Yes, she could. She and Charles hadn’t exactly been careful, and unless an immaculate conception had taken place, the cause of her current trouble was without a doubt Charles.
“I don’t …”
Ariel gave her arm a nudge. “Go pee on the sticks, then we’ll worry about it.”
“Right. Might just be flu. Maybe that’s what you smell, Agatha. The virus eating me from the inside out.”
Agatha twined her fingers and twirled her thumbs around each other. “Mm-hmm. You should be grateful I waited this long to say anything. I’ve known from the moment that zygote started inching its way toward your cozy little uterus. Miracle of life and such. I’m in tune with those things.” She cleared her throat and fixed her gaze on the television screen.
Ariel nudged her again. “Go. What do you need, moral support? Should I go warm the toilet seat for you?”
“No. Maybe I don’t want to know.”
Could she really be pregnant? She’d always wanted a family, but like this?
“You already know in your heart. Now you just need to convince your brain.”
“I can’t have
his
baby.”
“Why not?” Agatha asked.
“Yeah, why not?” Ariel asked, shifting on the sofa to put her foot beneath her rump. “I’d have John’s kids, and plan to some day when we have somewhere to put them.” She rolled her eyes, and Marion didn’t have to ask why. Apparently, the house had been undergoing a non-stop expansion project ever since John had moved in. He was due to start taking off the roof and framing up the new second floor in spring.

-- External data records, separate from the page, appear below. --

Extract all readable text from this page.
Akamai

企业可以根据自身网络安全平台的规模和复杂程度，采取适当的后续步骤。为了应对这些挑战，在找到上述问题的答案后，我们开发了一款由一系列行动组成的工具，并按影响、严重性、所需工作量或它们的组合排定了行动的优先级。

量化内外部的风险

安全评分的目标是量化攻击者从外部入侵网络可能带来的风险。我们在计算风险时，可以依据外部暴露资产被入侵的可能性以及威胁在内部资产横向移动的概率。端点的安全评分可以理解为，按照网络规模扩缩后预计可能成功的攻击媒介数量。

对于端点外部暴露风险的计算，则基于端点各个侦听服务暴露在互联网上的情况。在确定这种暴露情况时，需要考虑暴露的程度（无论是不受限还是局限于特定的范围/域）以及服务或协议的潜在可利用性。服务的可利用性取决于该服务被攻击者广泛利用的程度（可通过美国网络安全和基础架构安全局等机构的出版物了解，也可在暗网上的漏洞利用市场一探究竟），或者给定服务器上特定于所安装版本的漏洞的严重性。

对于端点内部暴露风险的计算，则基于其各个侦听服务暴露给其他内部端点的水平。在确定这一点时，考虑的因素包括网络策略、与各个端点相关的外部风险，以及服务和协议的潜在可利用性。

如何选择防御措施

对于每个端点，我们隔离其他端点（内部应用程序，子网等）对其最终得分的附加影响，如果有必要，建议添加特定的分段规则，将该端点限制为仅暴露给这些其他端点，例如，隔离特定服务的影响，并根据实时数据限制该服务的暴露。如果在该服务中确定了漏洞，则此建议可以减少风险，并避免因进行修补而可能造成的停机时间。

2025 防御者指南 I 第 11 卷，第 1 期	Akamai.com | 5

“John’s not really a cambion anymore. He’s not …”
“Evil?”
Marion shrugged. Better Ariel say it than her. She didn’t know what Charles was capable of. He was never around, and that was all the proof she’d needed that he’d never cared about her in the first place.
“I can’t convince you of what Charles is or isn’t, but I’ve known him a little longer than you have, and I can tell you this. It’s not easy being what he is. Most cambions go bad right from the bat—as soon as their demon parent claims them and brings them online. It’s a struggle to not succumb to the power. Sometimes they do things that you and I would find morally questionable, but believe it or not, they question things, too. Claude has been butting heads with Gulielmus since he was a young child. Charles—well, Charles fights hard to keep the man part of himself front and center, and to keep the demon suppressed. I think if it weren’t for this little family, he would have stopped trying. I’m not going to talk you into doing anything, but I think this a choice the two of you have to make together, assuming you need to think it over at all. I think it’d be good for him. For you both.”
Suddenly, Marion’s throat was very dry, and her tongue leaden. She struggled to swallow, and wrung her hands around the paperboard box.
She needed someone to tell her what to do, but how could anyone know that? Most people didn’t conceive demon spawn. Shouldn’t that be harder to do?
“You want me to call him?” Ariel asked in a whisper.
Marion nodded. Stood. “Yeah. Let’s see what he intends to do about it, because I
have
to see a doctor. Also, like hell if I’m giving birth in this house.”
• • •
Charles slipped into the small bathroom and closed the door before Marion could shut him out.
She sighed as she kicked off the slippers that looked very similar to a pair he’d seen Clarissa wear. “Go away, Hellboy.”